Jalal’s eyes went wide. Then, without a second thought, he scrambled to his feet and unsheathed his scimitar. “Draw!” A line of crimson dripped down his chin.
Khalid’s fingers tightened around the hilt. Yet he refused to unsheathe his sword.
Refused to engage a loved one in a battle of lethal force.
“Do it, you coward!” Dirt marred one side of Jalal’s face, coating his skin in an eerie dash of glittering dust.
Even from where he stood—even in a silence fraught by nerves—Khalid could see a suspicious mist forming over Jalal’s eyes.
It iced the blood in his veins.
“You think I can’t beat you?” Jalal strode closer, brandishing his scimitar. “Or is this guilt? Finally a show of guilt for someone besides yourself?”
“Guilt for what?” Khalid took in a ragged breath, fighting to maintain his preserve. “What did I do?”
The silence stretched inexorably thin.
Jalal licked his bleeding lip. “You never did forgive me for sending her away, did you?” His voice was hoarse, scratched. Defeated. “For asking that boy to take her with him?”

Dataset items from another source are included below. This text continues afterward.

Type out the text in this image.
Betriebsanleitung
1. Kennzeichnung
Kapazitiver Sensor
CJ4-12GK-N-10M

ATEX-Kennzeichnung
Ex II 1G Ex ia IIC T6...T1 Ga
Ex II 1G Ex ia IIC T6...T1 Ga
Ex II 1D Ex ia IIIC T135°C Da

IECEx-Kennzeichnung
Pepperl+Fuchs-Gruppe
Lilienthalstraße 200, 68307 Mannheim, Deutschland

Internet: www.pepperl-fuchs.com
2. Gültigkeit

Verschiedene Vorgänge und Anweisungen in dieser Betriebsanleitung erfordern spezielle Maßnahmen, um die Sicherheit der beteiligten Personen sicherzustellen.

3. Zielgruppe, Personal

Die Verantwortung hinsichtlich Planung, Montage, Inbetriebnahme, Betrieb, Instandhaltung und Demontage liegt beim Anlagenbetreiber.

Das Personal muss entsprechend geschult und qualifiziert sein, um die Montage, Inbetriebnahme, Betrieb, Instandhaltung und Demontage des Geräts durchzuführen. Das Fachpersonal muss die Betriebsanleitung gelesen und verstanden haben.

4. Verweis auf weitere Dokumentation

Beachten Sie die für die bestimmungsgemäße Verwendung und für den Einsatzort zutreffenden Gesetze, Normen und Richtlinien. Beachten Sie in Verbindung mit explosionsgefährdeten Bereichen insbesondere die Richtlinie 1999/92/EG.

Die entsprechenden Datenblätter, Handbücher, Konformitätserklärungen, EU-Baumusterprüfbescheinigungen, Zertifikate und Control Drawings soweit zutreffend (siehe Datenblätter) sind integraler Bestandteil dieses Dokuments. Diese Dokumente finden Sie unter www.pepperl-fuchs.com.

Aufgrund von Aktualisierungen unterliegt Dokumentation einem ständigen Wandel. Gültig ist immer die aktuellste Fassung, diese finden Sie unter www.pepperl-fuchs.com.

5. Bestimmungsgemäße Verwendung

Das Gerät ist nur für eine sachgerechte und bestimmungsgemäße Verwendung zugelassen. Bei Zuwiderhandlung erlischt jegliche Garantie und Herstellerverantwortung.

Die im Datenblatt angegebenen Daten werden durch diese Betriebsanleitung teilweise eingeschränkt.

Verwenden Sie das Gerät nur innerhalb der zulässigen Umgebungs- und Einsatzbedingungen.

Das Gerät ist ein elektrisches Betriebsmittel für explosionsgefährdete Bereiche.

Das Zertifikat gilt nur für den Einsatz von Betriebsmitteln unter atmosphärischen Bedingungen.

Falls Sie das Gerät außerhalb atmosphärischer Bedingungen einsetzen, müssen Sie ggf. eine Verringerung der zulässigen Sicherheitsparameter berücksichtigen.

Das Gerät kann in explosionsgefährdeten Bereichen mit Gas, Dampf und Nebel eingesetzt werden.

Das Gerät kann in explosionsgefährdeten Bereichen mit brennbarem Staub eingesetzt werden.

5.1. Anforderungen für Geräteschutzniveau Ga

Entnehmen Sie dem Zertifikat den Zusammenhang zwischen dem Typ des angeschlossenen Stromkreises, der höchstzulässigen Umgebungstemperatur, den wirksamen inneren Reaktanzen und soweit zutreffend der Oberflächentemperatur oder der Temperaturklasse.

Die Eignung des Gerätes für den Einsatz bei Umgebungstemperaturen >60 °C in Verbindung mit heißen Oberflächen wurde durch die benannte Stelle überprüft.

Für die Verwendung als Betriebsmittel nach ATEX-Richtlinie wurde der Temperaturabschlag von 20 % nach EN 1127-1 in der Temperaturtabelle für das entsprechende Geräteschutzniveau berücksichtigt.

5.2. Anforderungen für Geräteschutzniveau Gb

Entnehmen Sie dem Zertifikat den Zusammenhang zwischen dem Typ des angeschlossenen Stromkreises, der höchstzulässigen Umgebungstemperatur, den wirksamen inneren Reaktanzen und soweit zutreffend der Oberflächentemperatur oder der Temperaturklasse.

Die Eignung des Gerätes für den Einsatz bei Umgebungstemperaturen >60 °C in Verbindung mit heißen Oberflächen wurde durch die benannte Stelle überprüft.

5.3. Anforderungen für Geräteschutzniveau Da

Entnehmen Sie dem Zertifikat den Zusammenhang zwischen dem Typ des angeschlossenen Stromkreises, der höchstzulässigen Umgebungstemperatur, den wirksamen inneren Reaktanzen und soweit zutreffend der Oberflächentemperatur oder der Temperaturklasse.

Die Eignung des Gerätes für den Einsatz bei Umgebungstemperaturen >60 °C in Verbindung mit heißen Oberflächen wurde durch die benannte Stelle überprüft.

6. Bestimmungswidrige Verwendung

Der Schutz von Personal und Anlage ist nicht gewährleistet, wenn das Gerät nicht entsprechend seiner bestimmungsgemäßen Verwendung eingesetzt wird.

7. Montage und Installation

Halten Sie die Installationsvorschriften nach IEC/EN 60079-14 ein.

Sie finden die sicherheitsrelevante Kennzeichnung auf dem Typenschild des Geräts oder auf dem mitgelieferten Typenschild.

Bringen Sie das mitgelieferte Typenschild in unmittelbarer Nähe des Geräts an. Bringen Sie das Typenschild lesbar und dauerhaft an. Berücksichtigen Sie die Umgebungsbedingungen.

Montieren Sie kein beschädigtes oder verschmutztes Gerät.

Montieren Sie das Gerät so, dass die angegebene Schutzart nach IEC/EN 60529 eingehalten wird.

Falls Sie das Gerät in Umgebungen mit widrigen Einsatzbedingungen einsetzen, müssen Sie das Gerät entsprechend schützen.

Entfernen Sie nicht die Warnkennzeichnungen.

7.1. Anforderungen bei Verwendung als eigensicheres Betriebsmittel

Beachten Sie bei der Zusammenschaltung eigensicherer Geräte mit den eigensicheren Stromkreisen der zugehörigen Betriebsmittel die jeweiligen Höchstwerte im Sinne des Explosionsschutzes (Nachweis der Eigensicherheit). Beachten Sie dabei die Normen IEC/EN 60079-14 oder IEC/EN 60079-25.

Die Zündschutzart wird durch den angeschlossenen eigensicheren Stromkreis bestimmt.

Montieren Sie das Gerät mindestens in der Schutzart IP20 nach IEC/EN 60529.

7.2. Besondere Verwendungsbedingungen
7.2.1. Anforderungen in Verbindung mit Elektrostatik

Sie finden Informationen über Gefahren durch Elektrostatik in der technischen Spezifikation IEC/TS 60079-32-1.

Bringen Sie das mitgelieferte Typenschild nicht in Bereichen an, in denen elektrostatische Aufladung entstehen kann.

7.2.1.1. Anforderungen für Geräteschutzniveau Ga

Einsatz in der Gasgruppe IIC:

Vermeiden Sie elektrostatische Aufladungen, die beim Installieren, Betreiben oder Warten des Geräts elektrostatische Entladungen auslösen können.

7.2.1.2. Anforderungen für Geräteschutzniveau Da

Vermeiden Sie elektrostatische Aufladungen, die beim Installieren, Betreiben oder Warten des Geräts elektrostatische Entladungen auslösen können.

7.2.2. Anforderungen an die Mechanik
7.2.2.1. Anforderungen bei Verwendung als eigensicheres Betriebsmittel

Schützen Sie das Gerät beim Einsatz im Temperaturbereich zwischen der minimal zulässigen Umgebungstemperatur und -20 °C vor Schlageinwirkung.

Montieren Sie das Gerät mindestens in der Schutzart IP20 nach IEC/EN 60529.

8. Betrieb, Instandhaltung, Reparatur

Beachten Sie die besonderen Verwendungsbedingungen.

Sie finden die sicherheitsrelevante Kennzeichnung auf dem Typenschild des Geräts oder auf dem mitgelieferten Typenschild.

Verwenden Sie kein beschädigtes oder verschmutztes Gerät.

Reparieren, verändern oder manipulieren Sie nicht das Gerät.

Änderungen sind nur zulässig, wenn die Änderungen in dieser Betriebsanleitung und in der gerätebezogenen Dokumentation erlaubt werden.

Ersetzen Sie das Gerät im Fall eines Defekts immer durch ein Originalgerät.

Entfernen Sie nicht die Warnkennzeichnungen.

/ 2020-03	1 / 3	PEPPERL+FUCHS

At that, Khalid’s hand dropped from his shamshir. Though this was a far cry from explaining his cousin’s behavior, at least they were no longer on the cusp of disaster.
“I told you there was nothing to forgive. And I meant it.”
“Then why did you do it?” Jalal’s sword fell to his side, but his face remained knotted by anger.
“What are you talking about?” Any more of these continued vagaries, and it would be a struggle for Khalid to keep his temper.
Jalal considered Khalid, clearly searching for signs of artifice.
“Despina.”
Everything around Khalid stilled. Even the very air around him swirled to a sudden halt.
“You sent her away,” Jalal whispered, his tone hollow. “After I confided in you. You must have known of whom I was speaking. Or my father must have asked you to send her away. And you did it. Without question.” He took a slow step forward. Then another. “In the end, family is nothing to you. I . . . am nothing to you.”